Quality lives in invisible details


The beauty of the garden metaphor is that it dismantles the mental hierarchy we create between “important” and “minor” tasks. Thich Nhat Hanh didn’t see growing lettuces as taking time away from his true work. He saw it as what made good work possible.

In the workplace, this means that how you answer a routine email, how you organize your desk, how you talk to that colleague you dislike, or how you handle the five minutes between meetings are not irrelevant details. They are the very substance of your work.


A manager who answers emails while pretending to listen in a meeting is training his mind in fragmentation and distraction—and then wonders why it’s hard to focus when making big decisions.


An employee who takes lunch seriously, who eats slowly and talks attentively, isn’t wasting time. They’re cultivating the ability to be present—the very capacity they’ll need when they return to their desk.


Beyond mindfulness sessions in the office


Companies that integrate Mindfulness in the office seriously don’t treat it as another wellness program. They see it as a cultural shift.


This ranges from offering spaces and time for formal practice to rethinking things like meeting culture.

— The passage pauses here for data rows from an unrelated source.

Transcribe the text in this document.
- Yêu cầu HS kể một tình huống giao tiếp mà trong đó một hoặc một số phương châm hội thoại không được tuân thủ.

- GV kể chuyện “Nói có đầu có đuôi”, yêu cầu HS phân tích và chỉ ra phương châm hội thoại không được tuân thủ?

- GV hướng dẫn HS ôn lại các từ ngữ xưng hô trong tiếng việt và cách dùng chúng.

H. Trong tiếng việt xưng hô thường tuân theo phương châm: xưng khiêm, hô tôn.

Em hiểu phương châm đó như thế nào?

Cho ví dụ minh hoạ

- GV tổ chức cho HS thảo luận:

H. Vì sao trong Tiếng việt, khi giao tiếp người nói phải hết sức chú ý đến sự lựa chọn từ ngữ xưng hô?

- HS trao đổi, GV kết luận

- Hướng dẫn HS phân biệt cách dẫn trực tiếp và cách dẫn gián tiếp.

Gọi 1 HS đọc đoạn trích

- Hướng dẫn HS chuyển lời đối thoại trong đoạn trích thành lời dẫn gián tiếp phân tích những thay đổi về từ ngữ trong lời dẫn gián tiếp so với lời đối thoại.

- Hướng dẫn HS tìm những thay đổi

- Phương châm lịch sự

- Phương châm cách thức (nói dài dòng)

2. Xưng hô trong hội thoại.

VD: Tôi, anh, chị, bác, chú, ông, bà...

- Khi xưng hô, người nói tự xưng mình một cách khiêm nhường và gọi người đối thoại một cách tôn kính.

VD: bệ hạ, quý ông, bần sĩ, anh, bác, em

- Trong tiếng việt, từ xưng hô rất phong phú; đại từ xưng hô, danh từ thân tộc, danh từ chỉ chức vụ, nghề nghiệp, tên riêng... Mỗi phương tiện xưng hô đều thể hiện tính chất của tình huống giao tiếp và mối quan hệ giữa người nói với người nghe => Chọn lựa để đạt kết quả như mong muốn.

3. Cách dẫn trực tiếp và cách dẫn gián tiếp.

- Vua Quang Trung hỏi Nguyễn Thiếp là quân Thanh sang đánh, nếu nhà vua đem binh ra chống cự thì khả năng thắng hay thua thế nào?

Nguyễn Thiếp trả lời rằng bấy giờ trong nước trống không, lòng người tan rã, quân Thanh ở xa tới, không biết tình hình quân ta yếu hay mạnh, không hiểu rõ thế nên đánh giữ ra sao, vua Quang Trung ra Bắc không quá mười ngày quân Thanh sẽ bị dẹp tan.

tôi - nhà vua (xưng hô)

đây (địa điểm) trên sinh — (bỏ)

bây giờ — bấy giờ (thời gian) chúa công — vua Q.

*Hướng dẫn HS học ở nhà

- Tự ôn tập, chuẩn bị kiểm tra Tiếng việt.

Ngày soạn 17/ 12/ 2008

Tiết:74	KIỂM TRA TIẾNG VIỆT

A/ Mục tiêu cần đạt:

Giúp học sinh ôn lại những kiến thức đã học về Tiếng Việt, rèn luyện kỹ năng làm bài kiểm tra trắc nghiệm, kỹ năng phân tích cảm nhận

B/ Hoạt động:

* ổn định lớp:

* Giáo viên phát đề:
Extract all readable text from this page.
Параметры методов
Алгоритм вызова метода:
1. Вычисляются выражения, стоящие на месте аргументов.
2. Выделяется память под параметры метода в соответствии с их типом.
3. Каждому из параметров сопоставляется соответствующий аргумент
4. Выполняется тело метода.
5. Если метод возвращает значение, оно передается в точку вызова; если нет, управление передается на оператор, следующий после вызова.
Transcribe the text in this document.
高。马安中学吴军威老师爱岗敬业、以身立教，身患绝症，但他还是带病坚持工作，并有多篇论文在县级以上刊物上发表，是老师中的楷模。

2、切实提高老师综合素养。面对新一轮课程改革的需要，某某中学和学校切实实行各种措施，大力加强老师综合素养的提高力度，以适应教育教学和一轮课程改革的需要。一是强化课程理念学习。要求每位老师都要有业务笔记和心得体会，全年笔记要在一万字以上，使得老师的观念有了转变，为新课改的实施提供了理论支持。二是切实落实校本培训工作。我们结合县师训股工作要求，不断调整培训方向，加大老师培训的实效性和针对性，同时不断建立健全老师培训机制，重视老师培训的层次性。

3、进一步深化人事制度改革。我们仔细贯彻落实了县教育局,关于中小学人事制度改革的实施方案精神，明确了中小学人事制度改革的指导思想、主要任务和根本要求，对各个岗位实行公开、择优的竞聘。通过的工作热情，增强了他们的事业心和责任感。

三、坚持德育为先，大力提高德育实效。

Do all meetings really need to last an hour? Could they start with a minute of silence? Is constant multitasking necessary? Can people truly disconnect after hours?


It also means leadership must go first. If executives preach mindfulness in the office but still send emails at eleven at night and boast about sleeping five hours, the real message is different. Mindfulness cannot be a human resources initiative while the culture of chronic stress remains untouched.


Everything is connected


Thich Nhat Hanh’s insight was that there is no work isolated from the rest of life. The quality of attention you bring to small things is the same you’ll bring to designing a project, writing a report, or leading a team.


In business terms, this means that investing in employees’ mindful and balanced living isn’t altruism. It’s a direct investment in the quality of the work they’ll produce.


A company that encourages its people to take care of themselves, to take real breaks, to cultivate their own “lettuces” (whatever they may be), isn’t losing productivity. It’s creating the conditions for better work.


iNSIDE designs mindfulness programs for companies that go beyond isolated sessions. Programs that help teams transform their relationship with daily work—from the smallest detail to the most strategic decision.


Because, as the Vietnamese monk said, the more awareness you bring to everything you do, the better your work—and your life quality—will be.